Jeff was laughing so hard he dropped the hose and rolled on the ground. We all got a good soaking before Homer could dash back to the shed and shut off the water.
"That guy can run as fast as my cousin Harmon," said Freddy Muldoon.
"That was your cousin Harmon!" Jeff blurted out from where he was sitting on the ground. "He's been waiting here for us ever since it got dark."
"How'd you know he was there?" I asked.
"I stumbled over the real statue when I went back in the bushes over there," Jeff explained. "I knew there were only two statues up here, so one of the Rebels had to be a fake"
"Pretty sneaky!" said Freddy Muldoon.
"Reminds me of 'The Purloined Letter,'" Henry observed. "Here we are, with scouts staked out for security, looking under rocks and bushes for snoopers, and H
armon was standing right in the middle of us all the time. I always did say Harmon was smart. You've got to give him credit."
"Yeah! And that means he heard everything we said and knows everything we did," said Homer.
"Except," said Henry, tapping his camera, "he doesn't know what we have on this film!"
Before we left Memorial Point, Henry put us all to work rigging up some more of his infernal apparatus. From his duffel bag he took two round objects about the size of overcoat buttons and taped them to the underside of the cannon, where they couldn't be seen.
"What are these things, Henry?" asked Freddy.
"They're silicon infrared detectors," said Henry. "They're very sensitive to small changes in temperature. If anybody comes near the cannon, the heat of his body will be enough to set up a small electric current in them. We can use that current to trigger a circuit and start a radiosonde beacon sending out a signal. If we keep a receiver turned on back at the clubhouse, we can record that signal on a graph. If anybody comes nosing around here, we'll know when he came and how long he stayed."
"How'll we know who it is?" asked Dinky.
"I brought along some infrared film," Henry explained. "We can rig up a camera in the same circuit and get a pretty good picture even in the dark -- probably good enough so we can recognize who was here."
"Jeepers!" said Freddy. "You scientists think of everything."
We wired the circuit so the radio beacon and the camera were hidden in a tree back of the cannon, and went back to the clubhouse.

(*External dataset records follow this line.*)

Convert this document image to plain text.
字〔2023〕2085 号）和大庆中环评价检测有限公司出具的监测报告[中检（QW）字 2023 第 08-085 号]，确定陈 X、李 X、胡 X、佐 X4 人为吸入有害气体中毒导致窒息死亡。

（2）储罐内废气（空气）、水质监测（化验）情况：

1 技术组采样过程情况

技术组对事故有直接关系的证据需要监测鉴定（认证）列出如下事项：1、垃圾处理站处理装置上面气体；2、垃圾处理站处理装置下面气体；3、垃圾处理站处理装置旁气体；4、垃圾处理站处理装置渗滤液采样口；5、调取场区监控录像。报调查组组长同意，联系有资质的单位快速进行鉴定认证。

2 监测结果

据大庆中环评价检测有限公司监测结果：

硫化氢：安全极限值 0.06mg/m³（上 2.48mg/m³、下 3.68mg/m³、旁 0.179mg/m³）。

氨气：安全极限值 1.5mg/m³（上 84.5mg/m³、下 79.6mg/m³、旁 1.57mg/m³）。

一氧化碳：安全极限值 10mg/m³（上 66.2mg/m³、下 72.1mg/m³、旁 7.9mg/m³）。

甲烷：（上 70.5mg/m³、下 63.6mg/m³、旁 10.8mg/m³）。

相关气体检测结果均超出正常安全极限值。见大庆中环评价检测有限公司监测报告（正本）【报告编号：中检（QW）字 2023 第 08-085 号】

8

Mortimer developed the pictures Henry had taken as soon as we got back to our lab. We all crowded around Henry as he peered at the negatives over a light box. The first two didn't seem to have anything at all on them. But the third negative showed something leaning against the wall of the cannon's chamber that looked like the leather handle on an old satchel.

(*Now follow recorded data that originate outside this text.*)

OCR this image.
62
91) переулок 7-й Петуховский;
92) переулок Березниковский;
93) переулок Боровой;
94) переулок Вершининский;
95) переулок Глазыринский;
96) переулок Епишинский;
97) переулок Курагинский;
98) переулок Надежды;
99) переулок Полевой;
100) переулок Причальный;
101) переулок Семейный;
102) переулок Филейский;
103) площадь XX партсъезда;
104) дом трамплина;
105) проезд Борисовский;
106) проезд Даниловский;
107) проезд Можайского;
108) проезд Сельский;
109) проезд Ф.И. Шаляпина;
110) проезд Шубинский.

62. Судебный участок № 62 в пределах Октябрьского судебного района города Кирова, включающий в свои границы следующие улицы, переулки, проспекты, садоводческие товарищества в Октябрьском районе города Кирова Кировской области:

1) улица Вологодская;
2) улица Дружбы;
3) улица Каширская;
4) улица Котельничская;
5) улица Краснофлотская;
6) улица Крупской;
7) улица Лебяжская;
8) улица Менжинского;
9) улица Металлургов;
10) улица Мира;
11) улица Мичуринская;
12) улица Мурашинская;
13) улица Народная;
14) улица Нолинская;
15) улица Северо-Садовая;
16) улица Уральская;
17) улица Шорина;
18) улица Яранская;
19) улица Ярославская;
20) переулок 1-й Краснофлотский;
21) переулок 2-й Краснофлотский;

"We'll have to enlarge this one and get a good, clear print," Henry said. "I think I see something interesting here."
Mortimer stuck the negative in the enlarger and turned out all the lights in the lab. He blew it up as big as he could, and we all held our breath as he brought it into focus. When he got it good and sharp, we could all see what Henry was talking about. The outline of the handle was very clear, and right beneath it, on the top of the satchel, was a metal name-plate. You could make out the initials easily. They were E.M.S.